I'm joking, but only a little bit.  There will be disagreements, people will be distracted, or will not remember exactly what was said.  



Ideally, if the scrum meeting is to decide on a plan of action for the day, then the output of the meeting will be a set of tasks everyone agrees need to be done that day and knows what they have to do.  


08:02 pm May 3, 2019

Hi Amir, 

The following questions might be helpful to find the answer to your question:

  1. Who is responsible for the Daily Scrum?
  2. Which artifact is inspected and adapted during Daily Scrum?
  3. What information (also from the Daily Scrum) does that artifact make transparent?  

Use the Scrum Guide to find answers to these questions and you will find the answer to your question. 


10:06 pm May 3, 2019

And I got the feeling that the team believes that the Scrum Master should take notes during the meeting. 

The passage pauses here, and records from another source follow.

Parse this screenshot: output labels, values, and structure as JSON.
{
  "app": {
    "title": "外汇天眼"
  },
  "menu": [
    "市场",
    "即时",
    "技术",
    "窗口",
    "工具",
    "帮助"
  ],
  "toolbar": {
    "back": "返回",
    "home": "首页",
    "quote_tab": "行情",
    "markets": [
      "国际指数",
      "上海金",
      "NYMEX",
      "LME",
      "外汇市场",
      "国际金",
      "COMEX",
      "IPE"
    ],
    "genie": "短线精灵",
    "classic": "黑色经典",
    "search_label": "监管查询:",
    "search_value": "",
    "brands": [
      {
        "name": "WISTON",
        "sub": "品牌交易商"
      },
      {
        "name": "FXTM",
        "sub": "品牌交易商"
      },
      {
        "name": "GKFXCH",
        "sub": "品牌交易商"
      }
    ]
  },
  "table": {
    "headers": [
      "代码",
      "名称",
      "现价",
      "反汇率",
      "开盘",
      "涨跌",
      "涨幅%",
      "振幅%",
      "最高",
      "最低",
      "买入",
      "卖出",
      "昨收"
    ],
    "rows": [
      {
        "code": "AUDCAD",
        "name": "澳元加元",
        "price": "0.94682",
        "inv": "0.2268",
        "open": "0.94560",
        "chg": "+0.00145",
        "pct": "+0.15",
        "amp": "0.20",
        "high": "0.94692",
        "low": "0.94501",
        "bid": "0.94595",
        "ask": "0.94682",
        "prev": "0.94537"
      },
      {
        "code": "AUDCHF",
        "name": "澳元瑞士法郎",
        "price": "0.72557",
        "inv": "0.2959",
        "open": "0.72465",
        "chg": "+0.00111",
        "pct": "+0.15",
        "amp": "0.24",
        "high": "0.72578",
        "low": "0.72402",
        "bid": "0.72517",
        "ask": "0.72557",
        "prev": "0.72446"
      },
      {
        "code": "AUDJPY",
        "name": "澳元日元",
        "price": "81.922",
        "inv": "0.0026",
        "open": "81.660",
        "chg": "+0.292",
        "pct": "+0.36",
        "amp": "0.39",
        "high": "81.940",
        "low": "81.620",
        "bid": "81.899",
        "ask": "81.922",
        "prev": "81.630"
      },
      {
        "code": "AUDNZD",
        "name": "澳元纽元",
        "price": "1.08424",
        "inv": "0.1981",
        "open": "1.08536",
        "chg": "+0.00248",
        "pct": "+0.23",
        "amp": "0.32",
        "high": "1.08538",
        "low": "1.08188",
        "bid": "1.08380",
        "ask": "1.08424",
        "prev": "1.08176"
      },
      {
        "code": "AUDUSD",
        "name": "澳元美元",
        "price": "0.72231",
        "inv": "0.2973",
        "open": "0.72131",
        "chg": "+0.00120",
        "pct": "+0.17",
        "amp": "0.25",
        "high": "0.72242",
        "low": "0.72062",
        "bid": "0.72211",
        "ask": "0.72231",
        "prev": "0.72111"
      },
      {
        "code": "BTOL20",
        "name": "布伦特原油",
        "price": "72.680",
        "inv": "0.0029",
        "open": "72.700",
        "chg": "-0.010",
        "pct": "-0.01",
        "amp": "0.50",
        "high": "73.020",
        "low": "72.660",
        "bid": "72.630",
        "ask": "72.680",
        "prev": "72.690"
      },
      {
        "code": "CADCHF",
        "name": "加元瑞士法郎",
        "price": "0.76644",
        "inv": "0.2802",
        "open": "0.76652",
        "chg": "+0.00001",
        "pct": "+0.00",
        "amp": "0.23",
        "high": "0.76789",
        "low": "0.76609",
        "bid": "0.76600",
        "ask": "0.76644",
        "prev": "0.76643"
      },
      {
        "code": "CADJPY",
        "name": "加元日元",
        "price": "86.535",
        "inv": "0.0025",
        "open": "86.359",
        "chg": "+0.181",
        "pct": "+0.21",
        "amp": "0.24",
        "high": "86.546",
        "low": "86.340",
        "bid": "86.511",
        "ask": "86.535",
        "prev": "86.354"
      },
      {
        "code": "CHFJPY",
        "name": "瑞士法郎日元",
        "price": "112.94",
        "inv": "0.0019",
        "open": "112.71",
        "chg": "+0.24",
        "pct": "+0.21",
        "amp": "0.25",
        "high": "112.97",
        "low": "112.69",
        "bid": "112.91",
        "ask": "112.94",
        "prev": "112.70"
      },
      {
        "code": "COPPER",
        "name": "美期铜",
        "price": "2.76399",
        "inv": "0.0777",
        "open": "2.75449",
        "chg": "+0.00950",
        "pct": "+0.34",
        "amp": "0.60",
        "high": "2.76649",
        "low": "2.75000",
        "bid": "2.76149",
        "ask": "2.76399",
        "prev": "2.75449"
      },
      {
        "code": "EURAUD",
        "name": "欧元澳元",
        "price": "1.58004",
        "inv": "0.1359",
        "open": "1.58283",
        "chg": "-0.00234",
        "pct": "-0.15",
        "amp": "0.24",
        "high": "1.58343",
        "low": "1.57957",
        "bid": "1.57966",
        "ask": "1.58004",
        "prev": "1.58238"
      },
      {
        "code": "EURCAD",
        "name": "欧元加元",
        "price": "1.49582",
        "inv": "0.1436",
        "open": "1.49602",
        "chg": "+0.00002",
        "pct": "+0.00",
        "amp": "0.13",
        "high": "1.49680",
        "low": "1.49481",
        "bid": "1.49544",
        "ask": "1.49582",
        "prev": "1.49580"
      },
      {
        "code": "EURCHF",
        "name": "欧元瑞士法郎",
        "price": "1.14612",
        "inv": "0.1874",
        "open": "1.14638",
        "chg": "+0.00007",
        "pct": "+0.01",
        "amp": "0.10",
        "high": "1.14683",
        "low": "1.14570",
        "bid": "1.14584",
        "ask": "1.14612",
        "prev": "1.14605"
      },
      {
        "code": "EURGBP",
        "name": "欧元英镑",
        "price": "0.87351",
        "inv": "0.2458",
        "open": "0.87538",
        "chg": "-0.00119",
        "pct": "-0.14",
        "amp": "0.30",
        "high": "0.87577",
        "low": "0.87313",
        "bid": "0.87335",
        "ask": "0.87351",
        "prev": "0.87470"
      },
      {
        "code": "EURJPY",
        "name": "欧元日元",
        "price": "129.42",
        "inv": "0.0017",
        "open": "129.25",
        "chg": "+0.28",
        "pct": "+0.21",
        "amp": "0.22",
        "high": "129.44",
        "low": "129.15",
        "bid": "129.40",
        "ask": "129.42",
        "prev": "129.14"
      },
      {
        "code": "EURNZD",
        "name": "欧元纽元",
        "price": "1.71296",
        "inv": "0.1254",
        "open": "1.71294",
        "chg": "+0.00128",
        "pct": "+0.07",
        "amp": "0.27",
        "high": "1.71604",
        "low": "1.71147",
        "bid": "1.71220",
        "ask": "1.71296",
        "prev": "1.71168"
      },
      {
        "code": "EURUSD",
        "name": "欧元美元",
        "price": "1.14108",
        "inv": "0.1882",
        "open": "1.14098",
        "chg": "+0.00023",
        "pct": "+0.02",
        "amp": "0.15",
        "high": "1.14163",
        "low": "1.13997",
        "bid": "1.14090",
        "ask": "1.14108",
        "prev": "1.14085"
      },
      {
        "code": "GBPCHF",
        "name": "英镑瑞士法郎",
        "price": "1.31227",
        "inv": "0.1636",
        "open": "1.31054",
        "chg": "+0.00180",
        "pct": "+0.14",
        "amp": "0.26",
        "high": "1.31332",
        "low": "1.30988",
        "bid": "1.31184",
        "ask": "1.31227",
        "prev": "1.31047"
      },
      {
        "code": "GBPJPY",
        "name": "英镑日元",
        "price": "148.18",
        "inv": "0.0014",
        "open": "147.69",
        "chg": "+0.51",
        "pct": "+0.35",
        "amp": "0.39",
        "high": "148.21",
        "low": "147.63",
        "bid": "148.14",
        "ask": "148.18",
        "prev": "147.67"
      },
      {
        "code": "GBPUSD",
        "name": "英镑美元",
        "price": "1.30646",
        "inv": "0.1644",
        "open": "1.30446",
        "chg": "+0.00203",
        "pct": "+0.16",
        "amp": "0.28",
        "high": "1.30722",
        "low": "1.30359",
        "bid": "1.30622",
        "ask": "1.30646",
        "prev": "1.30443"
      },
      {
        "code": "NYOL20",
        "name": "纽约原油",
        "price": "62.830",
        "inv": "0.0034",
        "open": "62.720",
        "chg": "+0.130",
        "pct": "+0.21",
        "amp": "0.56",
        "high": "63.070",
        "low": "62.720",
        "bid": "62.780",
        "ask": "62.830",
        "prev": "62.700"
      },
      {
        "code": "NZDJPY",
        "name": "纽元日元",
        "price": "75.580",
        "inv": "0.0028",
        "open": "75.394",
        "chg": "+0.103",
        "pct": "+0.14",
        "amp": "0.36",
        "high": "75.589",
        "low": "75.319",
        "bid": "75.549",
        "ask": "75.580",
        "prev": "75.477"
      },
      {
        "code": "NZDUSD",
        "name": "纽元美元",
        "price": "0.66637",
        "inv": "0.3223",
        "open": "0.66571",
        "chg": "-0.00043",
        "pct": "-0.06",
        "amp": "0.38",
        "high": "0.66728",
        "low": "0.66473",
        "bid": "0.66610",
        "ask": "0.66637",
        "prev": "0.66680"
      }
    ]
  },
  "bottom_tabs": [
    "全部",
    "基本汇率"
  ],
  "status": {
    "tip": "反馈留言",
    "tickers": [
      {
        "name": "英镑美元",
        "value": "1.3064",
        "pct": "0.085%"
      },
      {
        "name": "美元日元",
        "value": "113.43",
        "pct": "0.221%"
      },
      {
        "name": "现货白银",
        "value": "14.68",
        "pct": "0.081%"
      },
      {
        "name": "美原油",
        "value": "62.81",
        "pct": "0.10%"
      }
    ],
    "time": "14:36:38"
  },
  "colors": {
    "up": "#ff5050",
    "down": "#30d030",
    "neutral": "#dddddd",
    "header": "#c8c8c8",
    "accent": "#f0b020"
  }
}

Here is a paper which may help you.  Take a read and see what Barry writes about on scribing.

https://www.scrum.org/resources/8-stances-scrum-master

 


09:44 pm May 5, 2019

Thank you very much for your answers!

 

Here is a paper which may help you.  Take a read and see what Barry writes about on scribing.

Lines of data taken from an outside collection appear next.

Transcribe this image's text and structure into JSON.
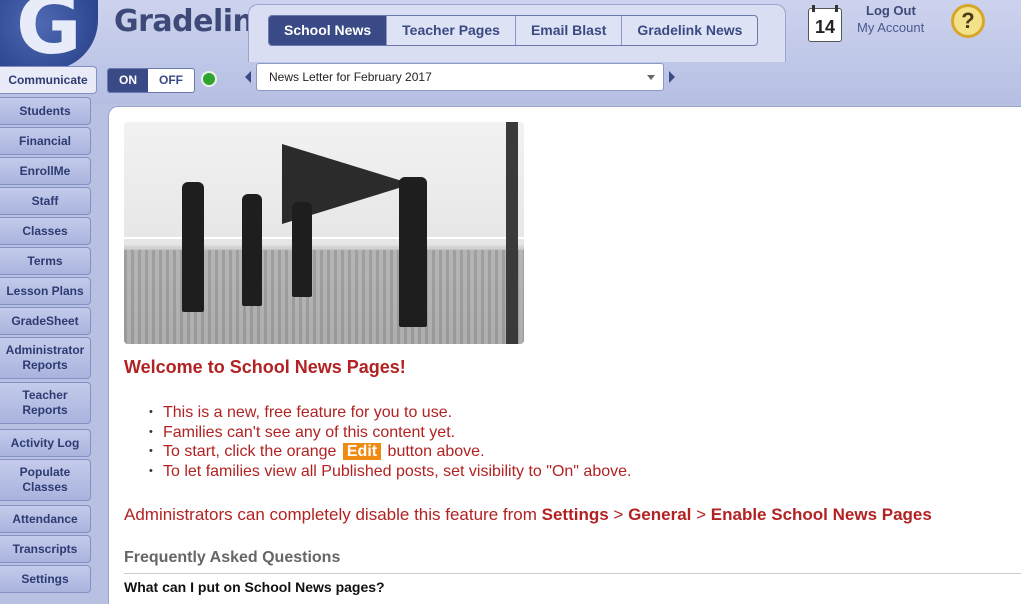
{
  "app": {
    "brand": "Gradelink",
    "logo_letter": "G"
  },
  "tabs": [
    {
      "label": "School News",
      "active": true
    },
    {
      "label": "Teacher Pages"
    },
    {
      "label": "Email Blast"
    },
    {
      "label": "Gradelink News"
    }
  ],
  "header": {
    "calendar_day": "14",
    "logout_label": "Log Out",
    "my_account_label": "My Account",
    "help_symbol": "?"
  },
  "controls": {
    "on_label": "ON",
    "off_label": "OFF",
    "selected_newsletter": "News Letter for February 2017"
  },
  "sidebar": {
    "items": [
      {
        "label": "Communicate",
        "active": true
      },
      {
        "label": "Students"
      },
      {
        "label": "Financial"
      },
      {
        "label": "EnrollMe"
      },
      {
        "label": "Staff"
      },
      {
        "label": "Classes"
      },
      {
        "label": "Terms"
      },
      {
        "label": "Lesson Plans"
      },
      {
        "label": "GradeSheet"
      },
      {
        "label": "Administrator Reports"
      },
      {
        "label": "Teacher Reports"
      },
      {
        "label": "Activity Log"
      },
      {
        "label": "Populate Classes"
      },
      {
        "label": "Attendance"
      },
      {
        "label": "Transcripts"
      },
      {
        "label": "Settings"
      }
    ]
  },
  "content": {
    "welcome_title": "Welcome to School News Pages!",
    "bullets": {
      "b1": "This is a new, free feature for you to use.",
      "b2": "Families can't see any of this content yet.",
      "b3_pre": "To start, click the orange",
      "b3_chip": "Edit",
      "b3_post": "button above.",
      "b4": "To let families view all Published posts, set visibility to \"On\" above."
    },
    "admin": {
      "text": "Administrators can completely disable this feature from",
      "path1": "Settings",
      "sep1": " > ",
      "path2": "General",
      "sep2": " > ",
      "path3": "Enable School News Pages"
    },
    "faq_title": "Frequently Asked Questions",
    "faq_q1": "What can I put on School News pages?"
  },
  "colors": {
    "accent": "#3a4a86",
    "content_red": "#b22222",
    "edit_orange": "#ef8b12",
    "status_green": "#2fa42f"
  },
  "icons": [
    "calendar-icon",
    "help-icon",
    "status-dot",
    "prev-arrow-icon",
    "next-arrow-icon",
    "dropdown-caret-icon"
  ]
}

https://www.scrum.org/resources/8-stances-scrum-master

Thanks for the paper! I will read it, and I think it is very useful at the beginning of the journey.


04:25 pm May 6, 2019

 But in this case my team sad that it is not right way. And I got the feeling that the team believes that the Scrum Master should take notes during the meeting. 

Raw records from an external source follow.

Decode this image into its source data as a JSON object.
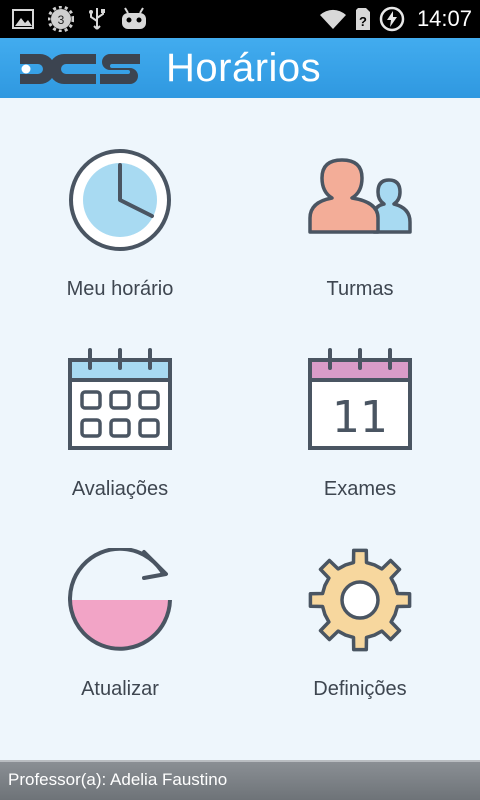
{
  "status_bar": {
    "time": "14:07",
    "icons": [
      "image-icon",
      "settings-badge-icon",
      "usb-icon",
      "android-icon",
      "wifi-icon",
      "no-sim-icon",
      "battery-charging-icon"
    ],
    "badge_count": "3"
  },
  "header": {
    "logo_text": "DCS",
    "title": "Horários",
    "color": "#3aa4ea"
  },
  "menu": {
    "items": [
      {
        "label": "Meu horário",
        "icon": "clock-icon"
      },
      {
        "label": "Turmas",
        "icon": "people-icon"
      },
      {
        "label": "Avaliações",
        "icon": "calendar-grid-icon"
      },
      {
        "label": "Exames",
        "icon": "calendar-day-icon"
      },
      {
        "label": "Atualizar",
        "icon": "refresh-icon"
      },
      {
        "label": "Definições",
        "icon": "gear-icon"
      }
    ],
    "calendar_day": "11"
  },
  "footer": {
    "text": "Professor(a): Adelia Faustino"
  }
}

This passage from the Scrum Guide drives my answer.

The Daily Scrum is an internal meeting for the Development Team. If others are present, the Scrum Master ensures that they do not disrupt the meeting.

In reality, the Daily Scrum is entirely for the Development Team and the Scrum Master doesn't even have to attend. In fact I often do not attend my team's Daily Scrum on purpose. The statement of your instructor that you have become a Project Manager is completely correct.  Scrum Masters are not scribes. If the Development Teams need someone to take notes, then one of them should do so.If they need something to track the tasks that came out of the discussion, maybe they should consider a board of some kind where they can add/remove tasks as needed and create them as they discuss it during the Daily Scrum. After all according to the Scrum Guide (emphasis added by me):

Development Teams are structured and empowered by the organization to organize and manage their own work. 

If your instructor has not already pointed you towards the Scrum Guide, I will.  

https://www.scrumguides.org/scrum-guide.html

And if English is a second or third language for you, there might be a translation that will help you better. They can be found here

https://www.scrumguides.org/download.html

If you are learning Scrum, that should be required reading and your primary textbook, at least in my opinion.


07:14 am August 29, 2022

I would say the question should be logically looked into from typical meeting  etiquettes perspective on who takes notes in any meeting. and then the question answers itself. So many times senior person in the team or the person who is driving the meeting takes notes to avoid disagreement within the team or for the sheer reason that he is driving the meeting so assigning actions and then action owners.


12:32 pm August 31, 2022

Ultimately, this seems like an "ask the team" question.  You may not need notes - make sure they are useful first.  Ask the team if they can do it.  Ask the person using the notes if they can take them. 

Try an experiment, quietly take notes but don't distribute them and see if anyone insists on the notes.  

The knee jerk answer would be scrum master, but that puts the SM into a position that they can be an impediment to team self-organization.